A fiercely vivid collection of stories about troubled California teenagers and misfits–violent and harrowing, from the astonishingly talented actor and artist James Franco.
Palo Alto is the debut of a surprising and powerful new literary voice. Written with an immediate sense of place–claustrophobic and ominous–James Franco’s collection traces the lives of an extended group of teenagers as they experiment with vices of all kinds, struggle with their families and one another, and succumb to self-destructive, often heartless nihilism. In “Lockheed” a young woman’s summer–spent working a dull internship–is suddenly upended by a spectacular incident of violence at a house party. In “American History” a high school freshman attempts to impress a girl during a classroom skit with a realistic portrayal of a slave owner—only to have his feigned bigotry avenged. In “I Could Kill Someone,” a lonely teenager buys a gun with the aim of killing his high school tormentor, but begins to wonder about his bully’s own inner life.
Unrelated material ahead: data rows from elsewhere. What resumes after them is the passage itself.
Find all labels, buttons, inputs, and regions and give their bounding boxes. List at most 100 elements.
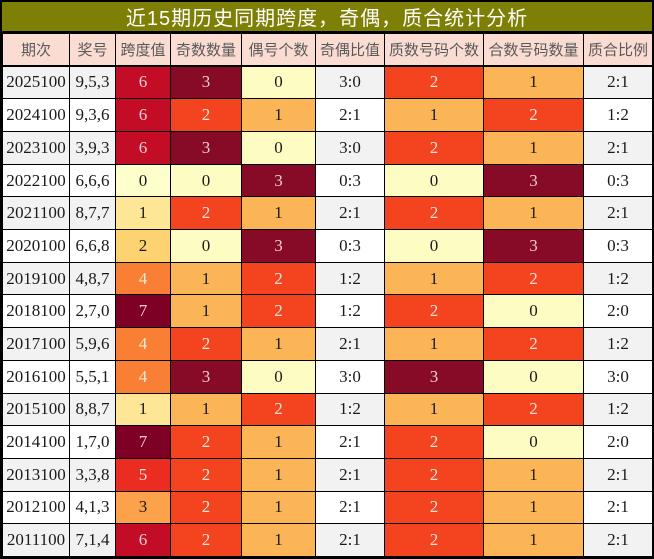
cell-odd-count: 0 [170,163,242,198]
cell-period: 2011100 [2,523,70,557]
column-header-even-count: 偶号个数 [241,33,316,67]
cell-odd-even-ratio: 1:2 [315,392,385,427]
cell-composite-count: 1 [483,64,584,100]
cell-prime-count: 2 [384,523,484,557]
column-header-prime-composite-ratio: 质合比例 [583,33,652,67]
cell-period: 2015100 [2,392,70,427]
cell-winning-number: 9,5,3 [69,64,116,100]
cell-prime-count: 2 [384,490,484,525]
cell-prime-count: 3 [384,359,484,394]
cell-prime-composite-ratio: 2:1 [583,131,652,165]
cell-odd-even-ratio: 2:1 [315,327,385,361]
cell-winning-number: 4,1,3 [69,490,116,525]
cell-span-value: 2 [115,229,171,263]
cell-odd-count: 1 [170,261,242,296]
cell-even-count: 1 [241,196,316,231]
cell-period: 2013100 [2,457,70,492]
cell-odd-count: 2 [170,490,242,525]
cell-winning-number: 2,7,0 [69,294,116,329]
column-header-odd-count: 奇数数量 [170,33,242,67]
cell-odd-even-ratio: 3:0 [315,359,385,394]
cell-prime-count: 0 [384,229,484,263]
cell-span-value: 5 [115,457,171,492]
table-row: 2019100 4,8,7 4 1 2 1:2 1 2 1:2 [2,261,652,296]
cell-prime-composite-ratio: 1:2 [583,327,652,361]
cell-period: 2016100 [2,359,70,394]
cell-period: 2018100 [2,294,70,329]
stats-table: 期次 奖号 跨度值 奇数数量 偶号个数 奇偶比值 质数号码个数 合数号码数量 质合比例 2025… [2,33,652,557]
cell-period: 2012100 [2,490,70,525]
cell-prime-composite-ratio: 2:1 [583,523,652,557]
cell-composite-count: 2 [483,98,584,133]
cell-odd-even-ratio: 1:2 [315,261,385,296]
cell-even-count: 1 [241,490,316,525]
cell-winning-number: 8,8,7 [69,392,116,427]
cell-odd-even-ratio: 0:3 [315,229,385,263]
cell-prime-composite-ratio: 1:2 [583,261,652,296]
cell-even-count: 1 [241,327,316,361]
cell-prime-count: 0 [384,163,484,198]
cell-odd-count: 3 [170,359,242,394]
cell-span-value: 6 [115,98,171,133]
cell-period: 2019100 [2,261,70,296]
cell-odd-count: 3 [170,64,242,100]
cell-prime-composite-ratio: 2:1 [583,457,652,492]
cell-prime-composite-ratio: 2:0 [583,294,652,329]
report-title: 近15期历史同期跨度，奇偶，质合统计分析 [2,2,652,33]
cell-winning-number: 5,9,6 [69,327,116,361]
cell-span-value: 4 [115,359,171,394]
cell-span-value: 1 [115,392,171,427]
cell-prime-count: 1 [384,327,484,361]
cell-even-count: 0 [241,131,316,165]
cell-prime-count: 1 [384,261,484,296]
cell-composite-count: 0 [483,425,584,459]
column-header-winning-number: 奖号 [69,33,116,67]
cell-odd-count: 1 [170,392,242,427]
cell-prime-composite-ratio: 1:2 [583,392,652,427]
column-header-prime-count: 质数号码个数 [384,33,484,67]
cell-span-value: 6 [115,64,171,100]
cell-even-count: 2 [241,294,316,329]
cell-prime-count: 1 [384,98,484,133]
cell-composite-count: 1 [483,131,584,165]
cell-even-count: 0 [241,359,316,394]
table-row: 2025100 9,5,3 6 3 0 3:0 2 1 2:1 [2,64,652,100]
cell-odd-count: 2 [170,425,242,459]
cell-span-value: 7 [115,425,171,459]
cell-odd-even-ratio: 0:3 [315,163,385,198]
cell-odd-even-ratio: 2:1 [315,98,385,133]
cell-winning-number: 6,6,6 [69,163,116,198]
cell-span-value: 4 [115,261,171,296]
cell-odd-count: 2 [170,327,242,361]
table-body: 2025100 9,5,3 6 3 0 3:0 2 1 2:1 2024100 9,3,6 6 2 1 2:… [2,64,652,557]
cell-span-value: 4 [115,327,171,361]
cell-composite-count: 3 [483,163,584,198]
column-header-span-value: 跨度值 [115,33,171,67]
cell-composite-count: 1 [483,196,584,231]
cell-winning-number: 3,9,3 [69,131,116,165]
cell-prime-composite-ratio: 1:2 [583,98,652,133]
cell-odd-even-ratio: 2:1 [315,196,385,231]
cell-even-count: 1 [241,98,316,133]
cell-composite-count: 2 [483,392,584,427]
cell-winning-number: 4,8,7 [69,261,116,296]
cell-composite-count: 2 [483,327,584,361]
cell-period: 2017100 [2,327,70,361]
cell-period: 2025100 [2,64,70,100]
cell-prime-composite-ratio: 2:0 [583,425,652,459]
column-header-composite-count: 合数号码数量 [483,33,584,67]
table-row: 2016100 5,5,1 4 3 0 3:0 3 0 3:0 [2,359,652,394]
cell-prime-count: 2 [384,64,484,100]
table-row: 2015100 8,8,7 1 1 2 1:2 1 2 1:2 [2,392,652,427]
cell-composite-count: 2 [483,261,584,296]
table-row: 2023100 3,9,3 6 3 0 3:0 2 1 2:1 [2,131,652,165]
cell-even-count: 1 [241,523,316,557]
cell-odd-even-ratio: 2:1 [315,490,385,525]
cell-prime-composite-ratio: 2:1 [583,196,652,231]
cell-period: 2014100 [2,425,70,459]
cell-composite-count: 1 [483,457,584,492]
cell-odd-count: 2 [170,523,242,557]
cell-span-value: 0 [115,163,171,198]
cell-prime-count: 2 [384,457,484,492]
James Franco is so funny, and such a brilliant actor. I’ve had so much respect for him through the years because despite being a Hollywood star he has still made it a point to focus on bettering his education and….Nooooooo. This education does not show in this ‘book’.
This is one of the worst collections of short stories I have ever read in my life. I’m sorry, James. I still love you, I really do. But…please, I beg of you.
Never, ever put a pen to paper and write again–ever.
In a 16 story collection, every story is the same. Not a single story redeems itself by having any sort of good qualities. This collection was so bad…I am still shocked by it. I don’t understand how this can be a movie? How and why?
I can sum up this book with a few short ‘sentences’. Teenagers are bad. Teenagers are racist. Let’s party. You’re soooooo, totally not cool if you don’t party. Drugs are good and bad. Sex is cool.
This collection was trite, unoriginal and dare I say–boring.
I’m sorry, James…I will watch Pineapple Express now and hope I am forgiven for being tremendously disappointed with your writing.
One last thought: this book was on October 19th 2010, October–could it have been a Halloween prank?